Comment 13 Paul Floyd 2023-01-03 16:30:13 UTC

Looking at the glibc source

pthread_mutex_destroy is fairly simple. It does an atomic read of the kind and a plain read of nusers and returns EBUSY if nusers is not 0.

It then sets kind to an invalid value, -1.

pthread_mutex_unlock is a lot more complicated. It also does atomic reads of the kind, decrements nusers and checks the lock then does a cas on the lock.

If I run with --default-suppressions=no then there huge numbers of hazards, but none related to pthread_mutex_destroy. I think that is because Helgrind sees the lock order is such that pthread_mutex_destroy is called in a serial section.

Comment 14 Samuel Thibault 2023-01-03 16:35:43 UTC

FYI, it's glibc 2.36:

- pthread_mutex_lock.c:94 is when it checks assert (mutex->__data.__owner == 0); after obtaining the lock
- pthread_mutex_lock.c:182 is when it sets mutex->__data.__owner after obtaining the lock
- pthread_mutex_unlock.c:62 is when it clears mutex->__data.__owner before releasing the lock
- pthread_mutex_unlock.c:65 is when it --mutex->__data.__nusers; before releasing the lock

The other cond-related lines are more complex to describe, but they'll probably get fixed the same way as mutex would get fixed.

I guess the disabling of checking somehow perturbates helgrind's history record (I guess that's part of the "This puts it in the same state as new memory allocated by this thread -- that is, basically owned exclusively by this thread." comment for the VALGRIND_HG_ENABLE_CHECKING macro)

Comment 15 Paul Floyd 2023-01-03 16:39:31 UTC

(In reply to Samuel Thibault from comment #12)
> Yes that avoids that exact issue, but then a flurry of new ones pop up, I
> was not getting them before:
> 
> ==2511392== Possible data race during read of size 4 at 0x10C128 by thread #2
> ==2511392== Locks held: none
> ==2511392==    at 0x48F31A2: pthread_mutex_lock@@GLIBC_2.2.5
> (pthread_mutex_lock.c:94)

[snip]

I would expect these to be covered by the default suppressions:
{
   helgrind-glibc2X-004
   Helgrind:Race
   obj:*/lib*/libc-2.*so*
}

and

{
   helgrind-glibc2X-005
   Helgrind:Race
   obj:*/lib*/libpthread-2.*so*
}

which are very broad and cover most of the pthread internals.

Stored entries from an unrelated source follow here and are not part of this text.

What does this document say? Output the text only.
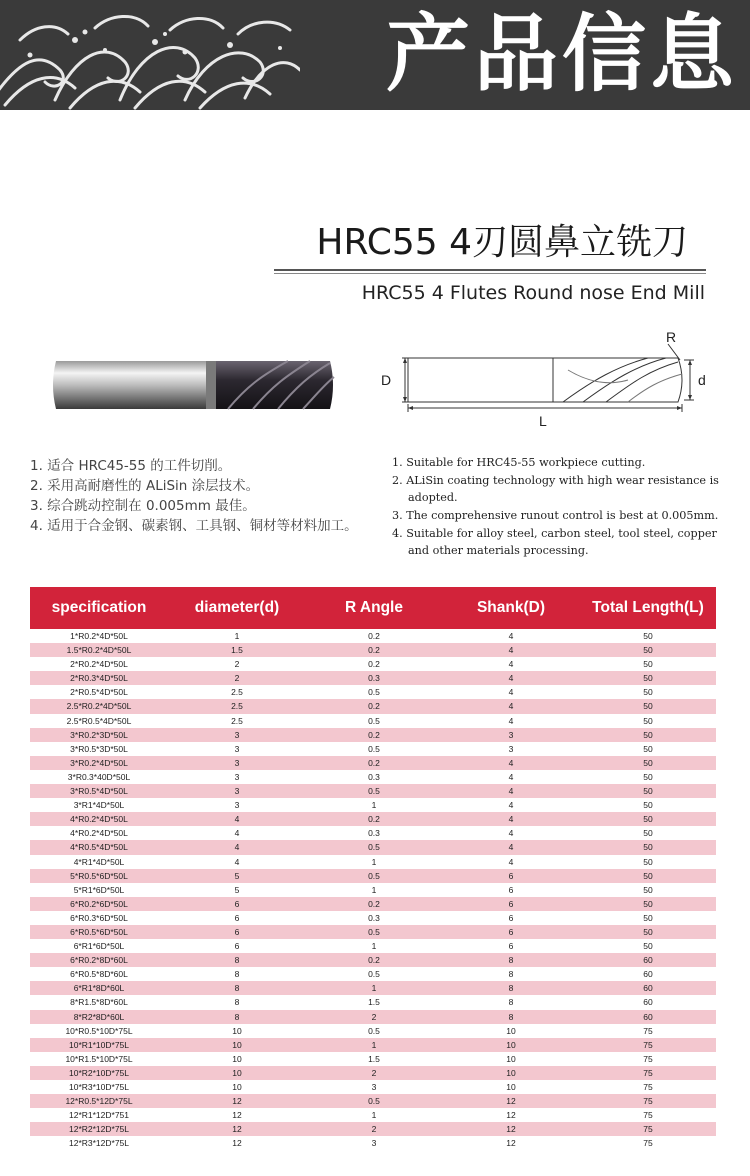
产品信息
HRC55 4刃圆鼻立铣刀
HRC55 4 Flutes Round nose End Mill
R
D	d
L
1. 适合 HRC45-55 的工件切削。
2. 采用高耐磨性的 ALiSin 涂层技术。
3. 综合跳动控制在 0.005mm 最佳。
4. 适用于合金钢、碳素钢、工具钢、铜材等材料加工。
1. Suitable for HRC45-55 workpiece cutting.
2. ALiSin coating technology with high wear resistance is adopted.
3. The comprehensive runout control is best at 0.005mm.
4. Suitable for alloy steel, carbon steel, tool steel, copper and other materials processing.
specification	diameter(d)	R Angle	Shank(D)	Total Length(L)
1*R0.2*4D*50L	1	0.2	4	50
1.5*R0.2*4D*50L	1.5	0.2	4	50
2*R0.2*4D*50L	2	0.2	4	50
2*R0.3*4D*50L	2	0.3	4	50
2*R0.5*4D*50L	2.5	0.5	4	50
2.5*R0.2*4D*50L	2.5	0.2	4	50
2.5*R0.5*4D*50L	2.5	0.5	4	50
3*R0.2*3D*50L	3	0.2	3	50
3*R0.5*3D*50L	3	0.5	3	50
3*R0.2*4D*50L	3	0.2	4	50
3*R0.3*40D*50L	3	0.3	4	50
3*R0.5*4D*50L	3	0.5	4	50
3*R1*4D*50L	3	1	4	50
4*R0.2*4D*50L	4	0.2	4	50
4*R0.2*4D*50L	4	0.3	4	50
4*R0.5*4D*50L	4	0.5	4	50
4*R1*4D*50L	4	1	4	50
5*R0.5*6D*50L	5	0.5	6	50
5*R1*6D*50L	5	1	6	50
6*R0.2*6D*50L	6	0.2	6	50
6*R0.3*6D*50L	6	0.3	6	50
6*R0.5*6D*50L	6	0.5	6	50
6*R1*6D*50L	6	1	6	50
6*R0.2*8D*60L	8	0.2	8	60
6*R0.5*8D*60L	8	0.5	8	60
6*R1*8D*60L	8	1	8	60
8*R1.5*8D*60L	8	1.5	8	60
8*R2*8D*60L	8	2	8	60
10*R0.5*10D*75L	10	0.5	10	75
10*R1*10D*75L	10	1	10	75
10*R1.5*10D*75L	10	1.5	10	75
10*R2*10D*75L	10	2	10	75
10*R3*10D*75L	10	3	10	75
12*R0.5*12D*75L	12	0.5	12	75
12*R1*12D*751	12	1	12	75
12*R2*12D*75L	12	2	12	75
12*R3*12D*75L	12	3	12	75
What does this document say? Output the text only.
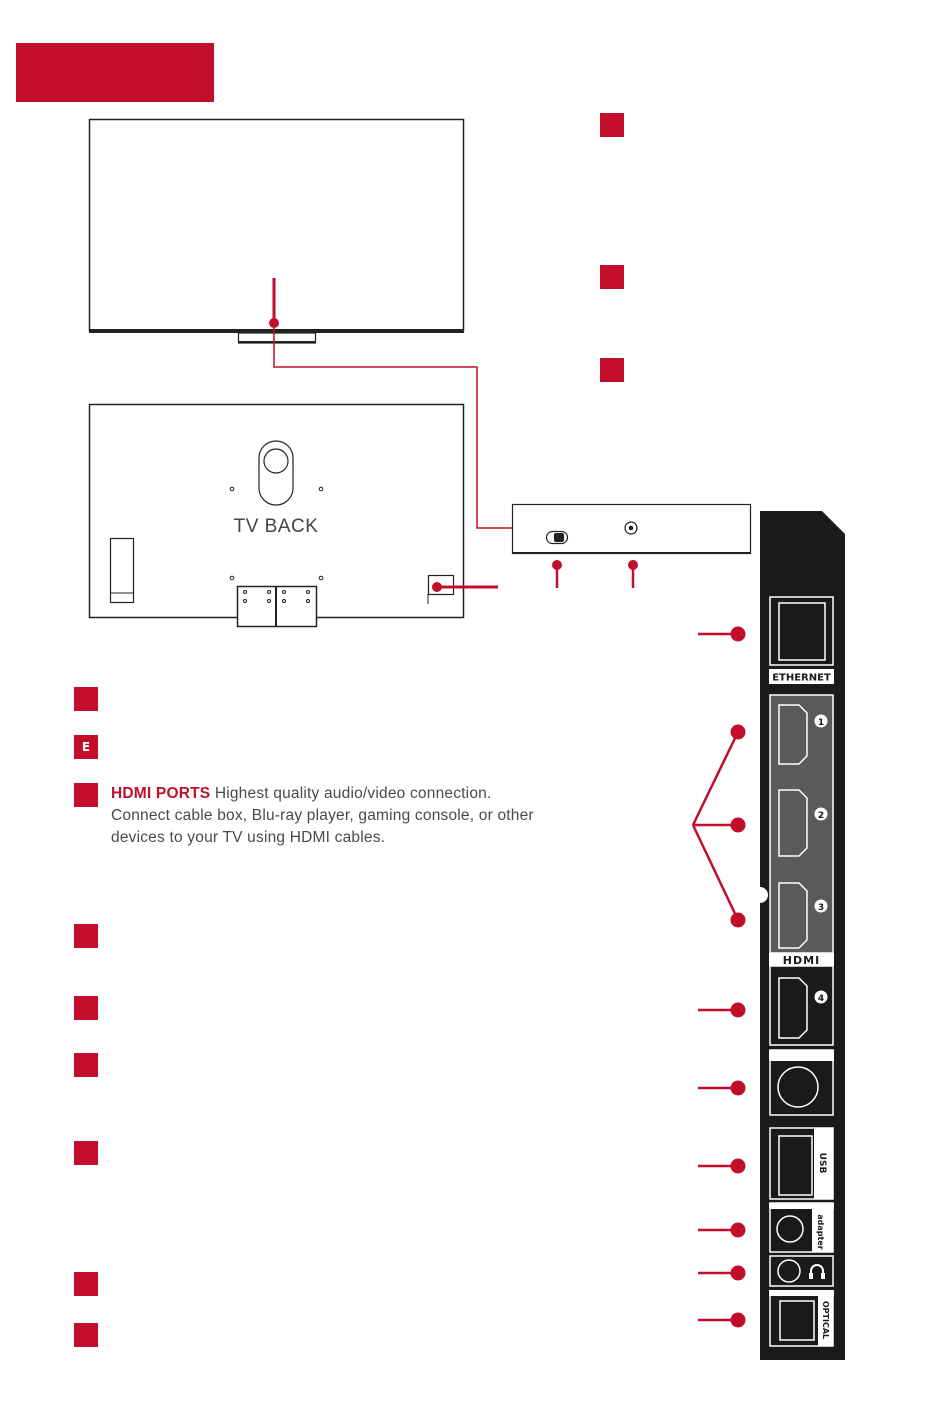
ETHERNET
1
2
3
4
HDMI
USB
adapter
OPTICAL
TV BACK
E
HDMI PORTS Highest quality audio/video connection. Connect cable box, Blu-ray player, gaming console, or other devices to your TV using HDMI cables.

I'll try to see if I can test on 2.36

Comment 16 Samuel Thibault 2023-01-03 16:48:20 UTC

> I would expect these to be covered by the default suppressions:
> {
>    helgrind-glibc2X-004
>    Helgrind:Race
>    obj:*/lib*/libc-2.*so*
> }

Ah, but glibc renamed libc-2.*so* into just libc.so.6, so that suppression won't take effect. Duplicating the entry with libc.so.* does indeed seem to avoid the warnings. I'll try to test on more machines and archs.

Comment 17 Samuel Thibault 2023-01-03 16:50:30 UTC

Ah, configure.ac already detects which case that is. So we need a valgrind built against the proper glibc, that's why I hadn't the proper name.

Comment 18 Samuel Thibault 2023-01-03 19:53:57 UTC

I have run the reproducer on all the various systems previously mentioned, with no issue so far, so it seems we're good with that fix.

Comment 19 Samuel Thibault 2023-01-03 19:54:17 UTC

(ran it for an hour)

Comment 20 Paul Floyd 2023-01-03 20:30:28 UTC

Now fixed

commit 74e20007467b930fb14264519f74a45179b5f740 (HEAD -> master, origin/master, origin/HEAD)
Author: Paul Floyd <pjfloyd@wanadoo.fr>
Date:   Tue Jan 3 21:28:42 2023 +0100

    Bug 327548 - false positive while destroying mutex